Here are the main reasons for failure:
- The spring has broken;
- Formation of a fistula in the body (often due to exceeding the pressure threshold or mechanical damage);
- Natural wear of moving parts;
- Corrosion formation;
- Clogged channels.
When diagnosing the device, it should be remembered that some of the symptoms are similar to the failure of the injection pump. It is also not uncommon for the fuel system to malfunction, the symptoms of which are very similar to a breakdown of the regulator. An example of this is clogged filter elements.
In order for this element to work out its assigned resource, it is very important to pay attention to the quality of the fuel used.
How to check the fuel pressure regulator?
There are several easy methods to check the fuel regulator. But before considering them, let's pay attention to the symptoms that directly or indirectly may indicate a malfunction of the RTD.
When to check the pressure regulator?
Difficulty starting the engine may indicate a faulty governor. Moreover, for some car models this happens after the engine is idle (cold start), while for others, on the contrary, for a hot one.

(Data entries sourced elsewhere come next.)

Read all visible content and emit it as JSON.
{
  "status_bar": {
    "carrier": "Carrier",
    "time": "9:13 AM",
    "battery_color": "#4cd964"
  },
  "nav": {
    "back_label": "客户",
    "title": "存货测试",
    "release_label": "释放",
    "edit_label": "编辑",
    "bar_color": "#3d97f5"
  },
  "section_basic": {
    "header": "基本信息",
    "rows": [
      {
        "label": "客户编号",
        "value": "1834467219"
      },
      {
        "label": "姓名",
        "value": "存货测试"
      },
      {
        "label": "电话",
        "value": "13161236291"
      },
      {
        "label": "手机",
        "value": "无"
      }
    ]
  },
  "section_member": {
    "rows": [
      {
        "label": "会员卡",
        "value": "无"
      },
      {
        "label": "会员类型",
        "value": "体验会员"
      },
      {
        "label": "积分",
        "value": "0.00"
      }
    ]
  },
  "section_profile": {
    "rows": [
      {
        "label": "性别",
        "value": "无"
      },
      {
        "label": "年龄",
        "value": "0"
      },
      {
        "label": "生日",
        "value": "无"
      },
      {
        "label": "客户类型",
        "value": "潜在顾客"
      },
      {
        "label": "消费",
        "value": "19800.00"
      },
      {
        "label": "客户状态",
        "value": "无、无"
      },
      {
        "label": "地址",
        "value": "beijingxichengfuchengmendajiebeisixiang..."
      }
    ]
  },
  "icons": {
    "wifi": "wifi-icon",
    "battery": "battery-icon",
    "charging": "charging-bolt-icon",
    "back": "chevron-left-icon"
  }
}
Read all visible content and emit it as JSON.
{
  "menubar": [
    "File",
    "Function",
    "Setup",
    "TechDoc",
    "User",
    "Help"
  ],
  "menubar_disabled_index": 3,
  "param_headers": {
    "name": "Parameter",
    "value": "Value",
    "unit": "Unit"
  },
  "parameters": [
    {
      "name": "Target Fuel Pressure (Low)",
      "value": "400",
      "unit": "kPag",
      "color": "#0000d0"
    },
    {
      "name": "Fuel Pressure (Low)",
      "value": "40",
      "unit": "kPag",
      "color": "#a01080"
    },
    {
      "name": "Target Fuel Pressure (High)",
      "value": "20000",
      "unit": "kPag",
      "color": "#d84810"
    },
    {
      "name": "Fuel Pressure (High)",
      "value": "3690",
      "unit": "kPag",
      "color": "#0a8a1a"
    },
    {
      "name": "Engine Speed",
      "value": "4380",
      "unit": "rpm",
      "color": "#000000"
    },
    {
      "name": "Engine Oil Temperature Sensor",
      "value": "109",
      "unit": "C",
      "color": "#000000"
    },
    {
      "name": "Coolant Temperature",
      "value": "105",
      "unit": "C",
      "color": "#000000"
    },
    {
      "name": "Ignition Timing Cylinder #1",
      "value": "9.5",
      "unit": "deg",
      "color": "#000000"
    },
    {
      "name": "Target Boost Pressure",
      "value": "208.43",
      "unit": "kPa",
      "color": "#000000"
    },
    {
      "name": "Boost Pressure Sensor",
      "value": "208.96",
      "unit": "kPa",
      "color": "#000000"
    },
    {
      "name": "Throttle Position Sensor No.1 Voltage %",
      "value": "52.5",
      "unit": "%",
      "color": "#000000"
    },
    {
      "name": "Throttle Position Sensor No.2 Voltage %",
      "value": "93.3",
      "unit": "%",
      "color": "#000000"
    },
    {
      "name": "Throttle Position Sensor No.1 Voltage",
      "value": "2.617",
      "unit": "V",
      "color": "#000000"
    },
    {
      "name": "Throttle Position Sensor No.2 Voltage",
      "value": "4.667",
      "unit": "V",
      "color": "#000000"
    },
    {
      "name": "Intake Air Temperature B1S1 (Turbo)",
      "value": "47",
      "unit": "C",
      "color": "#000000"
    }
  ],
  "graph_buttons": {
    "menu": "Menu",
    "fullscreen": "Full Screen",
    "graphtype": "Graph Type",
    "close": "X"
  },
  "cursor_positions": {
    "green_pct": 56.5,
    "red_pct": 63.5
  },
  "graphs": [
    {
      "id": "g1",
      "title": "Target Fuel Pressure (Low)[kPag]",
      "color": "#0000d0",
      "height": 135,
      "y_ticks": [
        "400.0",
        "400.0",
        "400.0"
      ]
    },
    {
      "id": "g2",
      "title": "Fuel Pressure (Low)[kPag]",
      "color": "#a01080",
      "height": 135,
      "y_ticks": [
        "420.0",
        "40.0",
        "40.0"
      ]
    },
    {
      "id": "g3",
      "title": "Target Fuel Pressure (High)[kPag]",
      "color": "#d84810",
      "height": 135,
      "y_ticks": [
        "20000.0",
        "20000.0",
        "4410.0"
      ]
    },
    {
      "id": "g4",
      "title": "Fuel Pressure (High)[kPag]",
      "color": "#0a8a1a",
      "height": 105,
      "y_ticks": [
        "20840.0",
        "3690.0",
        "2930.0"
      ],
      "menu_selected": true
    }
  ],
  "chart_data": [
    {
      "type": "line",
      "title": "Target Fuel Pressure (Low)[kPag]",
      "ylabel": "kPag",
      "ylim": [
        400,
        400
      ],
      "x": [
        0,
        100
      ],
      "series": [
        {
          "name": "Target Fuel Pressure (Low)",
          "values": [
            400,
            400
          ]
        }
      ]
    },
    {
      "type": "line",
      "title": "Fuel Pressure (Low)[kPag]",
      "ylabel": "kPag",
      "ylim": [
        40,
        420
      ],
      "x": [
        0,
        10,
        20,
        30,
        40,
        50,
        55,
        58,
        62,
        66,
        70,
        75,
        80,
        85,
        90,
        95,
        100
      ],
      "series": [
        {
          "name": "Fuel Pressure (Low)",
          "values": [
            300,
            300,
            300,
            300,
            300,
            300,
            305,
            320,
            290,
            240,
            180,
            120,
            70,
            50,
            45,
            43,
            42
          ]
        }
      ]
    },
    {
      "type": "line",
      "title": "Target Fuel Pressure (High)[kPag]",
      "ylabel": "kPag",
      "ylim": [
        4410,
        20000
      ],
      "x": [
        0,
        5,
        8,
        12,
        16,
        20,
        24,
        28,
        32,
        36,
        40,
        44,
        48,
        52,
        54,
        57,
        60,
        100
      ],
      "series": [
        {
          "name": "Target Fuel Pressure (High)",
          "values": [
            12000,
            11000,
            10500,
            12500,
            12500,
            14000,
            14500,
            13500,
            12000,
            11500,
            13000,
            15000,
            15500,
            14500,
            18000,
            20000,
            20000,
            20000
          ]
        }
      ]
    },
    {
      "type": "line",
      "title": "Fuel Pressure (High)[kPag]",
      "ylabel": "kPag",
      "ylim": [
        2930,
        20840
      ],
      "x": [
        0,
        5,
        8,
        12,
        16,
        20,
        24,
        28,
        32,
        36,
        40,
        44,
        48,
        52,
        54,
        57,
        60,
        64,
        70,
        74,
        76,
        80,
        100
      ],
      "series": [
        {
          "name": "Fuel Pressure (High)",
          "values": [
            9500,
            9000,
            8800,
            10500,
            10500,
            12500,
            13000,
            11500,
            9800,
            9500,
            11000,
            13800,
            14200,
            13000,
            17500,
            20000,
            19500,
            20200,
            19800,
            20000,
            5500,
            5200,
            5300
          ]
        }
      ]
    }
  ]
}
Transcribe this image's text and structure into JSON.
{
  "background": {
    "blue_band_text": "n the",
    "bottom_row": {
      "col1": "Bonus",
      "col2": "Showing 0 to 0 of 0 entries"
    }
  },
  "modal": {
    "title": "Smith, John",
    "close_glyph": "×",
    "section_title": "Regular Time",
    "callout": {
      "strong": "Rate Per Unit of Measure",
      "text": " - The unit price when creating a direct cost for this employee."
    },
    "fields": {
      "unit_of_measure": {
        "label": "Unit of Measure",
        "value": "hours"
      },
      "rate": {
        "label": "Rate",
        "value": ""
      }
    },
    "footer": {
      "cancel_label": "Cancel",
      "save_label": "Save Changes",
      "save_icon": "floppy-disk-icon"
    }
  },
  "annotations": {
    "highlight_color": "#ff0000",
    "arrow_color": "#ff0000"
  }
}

Sometimes there are situations when, in the event of a malfunction of a part, a message about the engine emergency mode is displayed on the instrument panel. However, this is not the only breakdown that activates this mode.
On some cars, a signal with a heating coil periodically appears on the dashboard during a trip. But in this case, before replacing the part, it will be necessary to diagnose it.
Indirect signs include:
- Uneven operation of the unit;
- The car stalls at idle;
- The crankshaft speed increases or decreases sharply;
- A noticeable decrease in the power characteristics of the motor;
- There is no response to the gas pedal or has significantly deteriorated;
- When shifting to an overdrive, the car loses a lot of dynamics;
- Sometimes the work of the internal combustion engine is accompanied by jerks;
- The "gluttony" of the car has noticeably increased.
Checking the pressure regulator on the bench
The easiest diagnostic method is to take the car to a service that uses diagnostic stands. To check you will need:
- Remove the fuel rail along with the RTD;
- All contacts and hoses are connected to the module at the stand;
- The device simulates the operation of the motor in different modes, while measuring all the parameters.
Different algorithms are installed in the stand program, according to which the serviceability of the regulator is determined. Such programs are used only by service centers, therefore, it is impossible to carry out this diagnostic procedure without visiting a service station.
Checking the regulator without removing it from the car
It must be remembered that not in all cases there is such a possibility., But if the device of the car allows you to get to the regulator without major dismantling work, then the procedure can be performed as follows:
- First, a visual inspection is carried out. It will be difficult not to notice the depressurization of the case. The same procedure will help identify any mechanical damage, as well as the formation of rust;
- Disconnect the vacuum hose, and install a pressure gauge between the supply connection and the fuel hose. We start the engine. If the device shows a stable pressure, then the regulator is faulty. The arrow indicator should vary from 0,3 to 0,7 atm .;
- Another method is to pinch the return hose. The pressure gauge is installed according to the previous scheme. The indicator of the device should immediately jump. The same procedure can be carried out without a pressure gauge. We just start the engine, squeeze the return line and listen to how the unit works. If its operation has stabilized, then the regulator needs to be replaced.
Checking the regulator by substitution method
This is the surest way to make sure a part is defective. In this case, we remove the diagnosed element, and instead of it we install a known-good analogue.
If diagnostics are not carried out in a timely manner, the motor can be seriously damaged. If not a unit, then some important element of the fuel supply system will definitely fail. And this is an unjustified waste.